Следующие годы я прожила относительно спокойно, меня тревожили только повседневные проблемы. Это, наверное, было самое счастливое время в моей жизни. А потом…
8 марта. Из отложенных на этот случай денег, взятых из карманных расходов, я купила бабушке подарок: набор красивых цветных кружек, ведь наши, оставшиеся ещё из советской эпохи, не отличались особой красотой и не все были целы.
Бабушке очень понравилась моя идея, и в ответ мне был подарен легкий летний халатик. Этот подарок хоть и не отличался особым шиком, но внешний вид не отдавал нафталином, так что мне даже очень понравилась эта вещь.
Жаль, я не знала, что будет потом, я не знала, что это был последний раз, когда мы обменивались подарками. Уже 10 марта она скончалась дома в одиночестве, ведь в это время я была в школе. Врачи поставили диагноз: остановки сердца. Что же, рано или поздно это должно было случиться, ведь у бабушки, сколько я её знала, всегда было больное сердце. Но почему так рано?
Следующие дни я жила, как во сне. Я плохо помню, что там было. Голоса и изображения растворялись. Похоронные сцены прерывались в памяти яркими воспоминаниями о прошлом, а потом слёзы закрывали глаза. Что там было? Кто заплатил за похороны? Кто их организовал? Откуда взялись деньги? Я не помню.

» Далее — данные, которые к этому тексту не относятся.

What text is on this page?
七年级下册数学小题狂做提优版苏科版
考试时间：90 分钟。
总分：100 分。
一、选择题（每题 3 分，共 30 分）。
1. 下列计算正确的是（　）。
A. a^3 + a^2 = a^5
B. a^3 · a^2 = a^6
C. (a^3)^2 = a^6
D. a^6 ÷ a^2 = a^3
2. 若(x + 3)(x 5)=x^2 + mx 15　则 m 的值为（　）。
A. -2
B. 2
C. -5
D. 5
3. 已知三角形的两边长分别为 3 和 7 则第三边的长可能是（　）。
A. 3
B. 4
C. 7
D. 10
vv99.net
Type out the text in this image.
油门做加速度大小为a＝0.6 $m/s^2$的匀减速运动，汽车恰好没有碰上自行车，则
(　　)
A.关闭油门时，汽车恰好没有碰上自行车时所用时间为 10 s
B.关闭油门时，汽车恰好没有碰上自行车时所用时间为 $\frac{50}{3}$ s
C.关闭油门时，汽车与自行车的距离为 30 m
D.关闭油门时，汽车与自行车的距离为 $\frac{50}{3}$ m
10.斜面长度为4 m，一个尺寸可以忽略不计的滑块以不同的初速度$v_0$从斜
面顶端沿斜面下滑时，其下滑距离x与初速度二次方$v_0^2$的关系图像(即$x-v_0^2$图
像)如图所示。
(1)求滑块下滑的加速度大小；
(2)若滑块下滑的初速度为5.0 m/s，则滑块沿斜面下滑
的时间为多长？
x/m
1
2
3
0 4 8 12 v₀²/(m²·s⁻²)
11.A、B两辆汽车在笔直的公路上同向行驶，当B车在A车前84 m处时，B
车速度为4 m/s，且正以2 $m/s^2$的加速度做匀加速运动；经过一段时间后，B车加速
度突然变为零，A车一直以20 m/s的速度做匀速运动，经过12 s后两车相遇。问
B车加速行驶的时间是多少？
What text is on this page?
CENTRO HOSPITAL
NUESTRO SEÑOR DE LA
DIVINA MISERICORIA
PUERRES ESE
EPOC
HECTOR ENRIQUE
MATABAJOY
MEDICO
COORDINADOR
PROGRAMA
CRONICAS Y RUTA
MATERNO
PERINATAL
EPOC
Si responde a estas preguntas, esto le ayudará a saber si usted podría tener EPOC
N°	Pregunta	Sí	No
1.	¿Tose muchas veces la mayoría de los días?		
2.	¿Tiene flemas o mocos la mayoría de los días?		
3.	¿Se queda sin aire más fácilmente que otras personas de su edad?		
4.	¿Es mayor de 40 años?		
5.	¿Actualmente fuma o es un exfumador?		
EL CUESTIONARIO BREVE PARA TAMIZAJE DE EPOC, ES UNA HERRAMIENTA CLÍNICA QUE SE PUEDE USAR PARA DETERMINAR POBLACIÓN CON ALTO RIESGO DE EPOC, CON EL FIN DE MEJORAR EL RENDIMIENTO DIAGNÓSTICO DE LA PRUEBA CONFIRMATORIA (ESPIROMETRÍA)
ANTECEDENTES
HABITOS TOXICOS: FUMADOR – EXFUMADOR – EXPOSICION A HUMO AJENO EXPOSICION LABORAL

Единственное, что осталось у меня в памяти очень чётко и ярко, - это момент прощания. Помню её, лежащую в гробу, неподвижную и холодную. Подхожу, чтобы попрощаться, наклоняюсь, целую в лоб. Мои светлые длинные волосы, всё время похорон скрывающиеся под чёрным платком и, похоже, недавно странным образом вырвавшиеся оттуда, упали на лицо покойной, затенив его. И в этот момент она как будто улыбнулась, а в голове прозвучал хорошо знакомый с детства голос: «Не верю, что тебя что-то может сломать».
Похоже, даже её душа с того света пыталась меня воодушевить, заставить жить дальше. Я постараюсь…
После долгих уговоров социальной службы мне всё же согласились забрать мои горе-родители. Мне ещё было пятнадцать, по закону я не могла ещё жить сама, да и денег с образованием на это не было.